Republican Virginia gubernatorial candidate Ed Gillespie, center, listens to John Adams, GOP candidate for Virginia attorney general, as the pair meet with community leaders in Winchester, Va., to discuss the opioid crisis. (Jeff Taylor/AP)

Ed Gillespie, though still reticent on GOP plans to overhaul Obamacare, on Wednesday suggested he would like to see funding added to address the nation’s opioid crisis.

The Republican nominee for Virginia governor said efforts by Sen. Rob Portman (R-Ohio) to add opioid funding to the Senate bill could advance his own plan for addressing addiction in Virginia.

“I had a conversation with Rob Portman, who’s a friend, who’s been a champion on this in the Congress,” Gillespie said. “And he is working to get funding for combating opioids in the Senate plan. . . . They’re working on the plan. Knowing Rob — I know how effective he is — I wouldn’t be surprised if that ended up back in there.”

Gillespie made the remark at a campaign stop at a Richmond drug-recovery facility, where he touted an opioid plan he had rolled out a day earlier. His comment came in response to a question about whether there was anything in the Republican health-care bills that could further his plan.

But he avoided commenting on the Senate bill as a whole.

“Do you have it?” he said, laughing, when asked where he stood on it. “I don’t either.”

Gillespie has not taken a stand on the House bill, although he has expressed “concerns” about it, which he repeated Wednesday. He said he thinks Virginia and other states that did not expand Medicaid under the Affordable Care Act should not be “punished” for being “fiscally responsible.” He also wants protections for people with preexisting medical conditions. And he wants costs to come down.

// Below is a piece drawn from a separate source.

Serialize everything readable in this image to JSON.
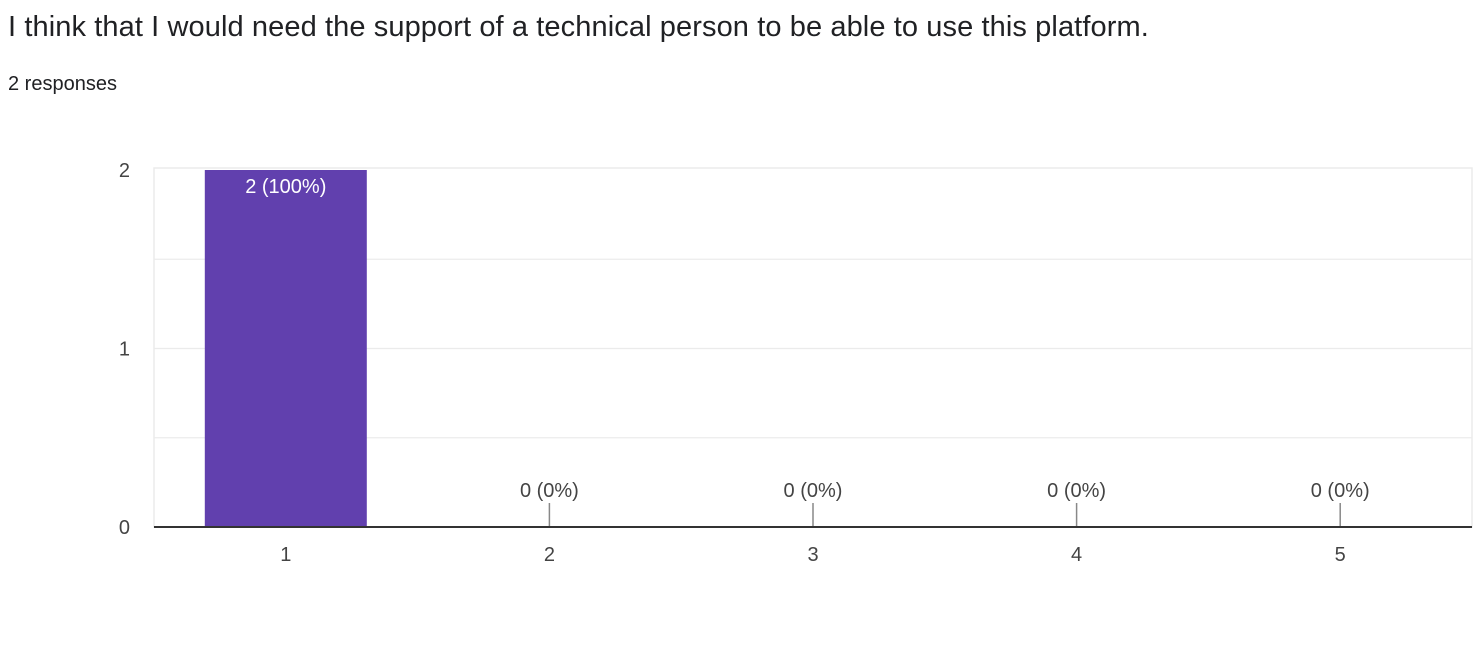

Gillespie appeared at The Healing Place, a residential recovery facility, along with John Adams, the Republican candidate for attorney general. They used the visit to draw attention to his plan to stem opioid addiction, which now kills more Virginians than car crashes and gun violence combined, as Chesterfield County Sheriff Karl Leonard noted at the event.

Gillespie’s proposal ranges from philosophical pronouncements — “Addiction is a disease, not a moral failing” and “Recognize multiple pathways to recovery” — to highly specific, nuts-and-bolts prescriptions, such as, “Encourage the use of [health-care] navigators to assist front-line nonprofits and other charitable institutions who help individuals seek treatment.”

Other aspects of his plan include:

●“Work to expand same day services for recovery from substance use disorders and co-occurring related disorders.

●“Encourage our higher education system to assist students in recovery or those struggling with addiction through the opening of sober dorms and collegiate recovery programs.

●“Ensure any Virginians on probation or parole can seek help in obtaining treatment through their probation or parole officer without fear of further prosecution or incarceration.

●“Encourage the establishment of additional drug courts.

●“Reform drug laws to ensure penalties align with the crime committed.”

Gillespie said costs of the plan would probably be covered by savings generated when addicts are diverted from jails — Leonard said it costs $42,000 a year to lock someone up in Chesterfield — to programs like The Healing Place, which costs just over $7,000 a year.

Gillespie is seeking to succeed term-limited Gov. Terry McAuliffe (D), who ran on a promise to expand Medicaid under the Affordable Care Act but has been blocked by the GOP-controlled legislature.

His Democratic opponent is Lt. Gov. Ralph Northam, who supported expansion and contends that would have done more than Gillespie’s plan to address opioid addiction. Northam, a pediatric neurologist, also supported the addition of a new addiction-services benefit to the state’s 1 million Medicaid patients. It took effect April 1.

“This administration has worked hard to address gaps in mental health and substance-abuse coverage through focusing on intervention and recognizing there are multiple pathways to recovery,” Northam said in a written statement. “I’m glad Ed has decided to come to the table and endorse this important work. Unfortunately, he still refuses to support expanding Medicaid, which could provide $300 million a year for mental health and substance-abuse programs.”